The error addresses are different each time the test is run even when I
don't move the modules around.

Keep in mind that I have six slots on this mobo. I first swapped the new
modules (Slot 2 to Slot 5 and vice versa), and that revealed no change.
Then I changed the memory timings in the bios from 3-8-3-3 (SPD) to
2-7-3-3, which manifested fewer errors, and while the "bad" were always
ffffffff before, the "good" were then ffffffff, a reversal of position.
Later with this arrangement the order swapped again back to original. I
then changed the timings to 3-10-4-4, which is about as relaxed as my bios
allows, and that revealed no change.

Next, I removed the old memory and installed only the new in Slot 1 and Slot
4, and received no errors. So, while the two pairs used separately show no
errors while in the first slot of each bank, they manifest these random
errors on Test 5 when used together.

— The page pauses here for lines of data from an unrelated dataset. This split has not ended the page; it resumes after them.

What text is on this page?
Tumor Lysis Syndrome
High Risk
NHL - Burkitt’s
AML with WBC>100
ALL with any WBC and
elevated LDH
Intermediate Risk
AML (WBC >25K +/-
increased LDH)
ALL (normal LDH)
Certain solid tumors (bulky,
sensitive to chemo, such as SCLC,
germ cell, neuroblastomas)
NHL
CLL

This indicates to me that the physical
RAM is not defective.

That naturally lead me to think something might be wrong with the second
slot of one or both banks (Slots 2 and/or 5), so I removed the sticks in
Slots 1 and 3 and that manifested no errors. That should eliminate the
possibility of bad slots. So if the slots and modules are good, other than
a software issue I'm dumbfounded as to what could be causing the errors.